14 Le fonctionnaire a été le premier à présenter ses arguments. J’ai entendu les témoins suivants, qui ont témoigné en sa faveur :

a. le fonctionnaire lui-même;

b. Ian Thompson, qui était représentant syndical durant la période en cause, et qui a agi au nom du fonctionnaire immédiatement avant et après le 29 mars 2012;

c. Avry Carty, agente de programme de niveau PM-02 (assignée à témoigner), qui travaillait dans le même bureau que le fonctionnaire, près de celui-ci, et qui était également représentante syndicale à l’automne 2011.

15 J’ai entendu les témoignages en faveur de l’employeur des personnes suivantes :

a. Carmen Varao-Phillips, qui était, à divers moments durant la période en cause, soit la chef d’équipe soit la gestionnaire intérimaire du fonctionnaire;

b. Nora Hibberd, qui était tout au long de la période en cause l’une des quatre gestionnaires de l’unité où travaillait le fonctionnaire, et de qui relevait Mme Varao-Phillips;

c. Nicole Gowan, qui était tout au long de la période en cause consultante en relations de travail et qui a donné à la direction des conseils à l’égard du fonctionnaire;

d. Bill Woods, qui, en mars 2012, occupait un poste de directeur exécutif principal à Service Canada, en Ontario, et qui était responsable du Programme des travailleurs étrangers temporaires (PTET) à cet endroit.

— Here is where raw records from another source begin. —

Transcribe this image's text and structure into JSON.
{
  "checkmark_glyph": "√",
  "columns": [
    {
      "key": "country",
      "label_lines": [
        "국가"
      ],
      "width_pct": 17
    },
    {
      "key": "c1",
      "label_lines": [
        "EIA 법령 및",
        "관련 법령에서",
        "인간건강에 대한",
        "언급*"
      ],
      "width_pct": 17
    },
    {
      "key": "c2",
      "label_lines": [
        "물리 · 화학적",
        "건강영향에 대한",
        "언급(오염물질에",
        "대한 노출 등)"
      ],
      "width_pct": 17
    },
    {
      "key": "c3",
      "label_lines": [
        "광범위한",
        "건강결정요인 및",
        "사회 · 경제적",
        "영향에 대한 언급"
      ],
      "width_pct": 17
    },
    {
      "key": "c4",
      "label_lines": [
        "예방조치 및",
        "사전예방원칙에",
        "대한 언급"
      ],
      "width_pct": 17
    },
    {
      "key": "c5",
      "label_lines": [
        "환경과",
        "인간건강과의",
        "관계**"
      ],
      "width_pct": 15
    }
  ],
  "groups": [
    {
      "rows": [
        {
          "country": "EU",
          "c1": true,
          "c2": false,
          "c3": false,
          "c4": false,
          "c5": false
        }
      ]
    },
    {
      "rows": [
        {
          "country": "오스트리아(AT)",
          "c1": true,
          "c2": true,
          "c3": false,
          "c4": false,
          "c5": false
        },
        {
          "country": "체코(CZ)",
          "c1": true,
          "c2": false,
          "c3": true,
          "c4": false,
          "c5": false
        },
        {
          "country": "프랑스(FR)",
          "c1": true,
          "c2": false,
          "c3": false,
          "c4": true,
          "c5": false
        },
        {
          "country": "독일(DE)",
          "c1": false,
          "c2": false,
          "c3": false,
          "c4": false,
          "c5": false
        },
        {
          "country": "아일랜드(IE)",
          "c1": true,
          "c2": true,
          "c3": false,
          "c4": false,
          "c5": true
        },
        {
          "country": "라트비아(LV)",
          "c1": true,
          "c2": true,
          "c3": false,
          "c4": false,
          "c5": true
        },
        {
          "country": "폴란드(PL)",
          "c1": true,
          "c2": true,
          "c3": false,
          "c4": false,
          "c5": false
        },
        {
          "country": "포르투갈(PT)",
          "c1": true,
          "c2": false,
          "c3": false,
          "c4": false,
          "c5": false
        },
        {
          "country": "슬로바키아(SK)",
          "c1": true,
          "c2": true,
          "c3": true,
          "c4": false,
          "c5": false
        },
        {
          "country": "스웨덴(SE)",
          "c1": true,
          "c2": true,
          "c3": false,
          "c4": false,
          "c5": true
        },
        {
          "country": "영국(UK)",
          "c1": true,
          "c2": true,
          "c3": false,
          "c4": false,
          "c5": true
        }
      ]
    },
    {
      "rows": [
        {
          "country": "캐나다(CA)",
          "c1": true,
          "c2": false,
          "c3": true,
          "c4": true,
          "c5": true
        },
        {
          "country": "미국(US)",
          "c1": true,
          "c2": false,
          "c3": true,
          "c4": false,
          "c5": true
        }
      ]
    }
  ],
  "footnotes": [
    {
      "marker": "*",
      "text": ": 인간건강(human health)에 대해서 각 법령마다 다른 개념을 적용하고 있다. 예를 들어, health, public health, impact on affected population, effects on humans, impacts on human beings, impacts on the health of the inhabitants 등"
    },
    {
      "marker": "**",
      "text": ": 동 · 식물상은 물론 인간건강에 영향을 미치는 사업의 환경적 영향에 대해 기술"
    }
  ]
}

16 Les parties ont également produit un certain nombre de documents en preuve.

17 Les faits dans cette affaire sont relativement simples et n’ont pas été sérieusement contestés par l’une ou l’autre des parties. C’est la façon dont on a qualifié ces faits qui a été remise en cause (en particulier en ce qui concerne l’allégation de harcèlement et de discrimination), les conclusions à en tirer et les questions de droit qui en découlent. Cela dit, je ne vois pas l’utilité de présenter un résumé exhaustif du témoignage de chacun des témoins. Je propose d’exposer simplement mes conclusions de faits, et d’expliquer un fait en particulier seulement lorsque c’est nécessaire ou lorsqu’il faut résoudre un conflit important par rapport à la preuve.

IV. Les faits

18 Le fonctionnaire est originaire du Kenya. Après avoir fréquenté l’université là-bas, il est venu au Canada pour étudier à l’Université du Manitoba et à l’Université de Winnipeg, au milieu des années 2000. Pendant cette période, il travaillait aussi à temps plein ou à temps partiel, entre autres en tant qu’agent de sécurité, au Manitoba (pièce U-3). Il a aussi travaillé de temps à autre au Kenya. En 2009, il a quitté le Manitoba et sa famille (il avait une femme et trois filles) pour déménager à Toronto, afin d’occuper un poste d’agent de services aux citoyens (PM-01), dans la division du Programme des aides familiaux résidants (PAFR) de l’Unité des travailleurs étrangers temporaires (UTET) de Service Canada (RHDCC) (pièce U-3). Il s’agissait d’un poste d’une durée déterminée qui débutait le 20 août 2009 et se terminait en mai 2010. La nomination d’une durée déterminée du fonctionnaire a ensuite été prolongée à plusieurs reprises. En novembre 2010, on lui a offert une nouvelle nomination pour un poste d’agent de programme (PM-02) à compter du 1er décembre 2010 (pièce E-14). Cette nomination d’une durée déterminée a ensuite été prolongée cinq fois, la dernière fois du 30 mars 2012 au 30 avril 2012 (pièces E-14, E-15, E-16, E-17, E-18 et E-19). Pendant cette période, il travaillait dans un centre d’appels où il répondait à des questions sur le PAFR que lui posaient des employeurs potentiels.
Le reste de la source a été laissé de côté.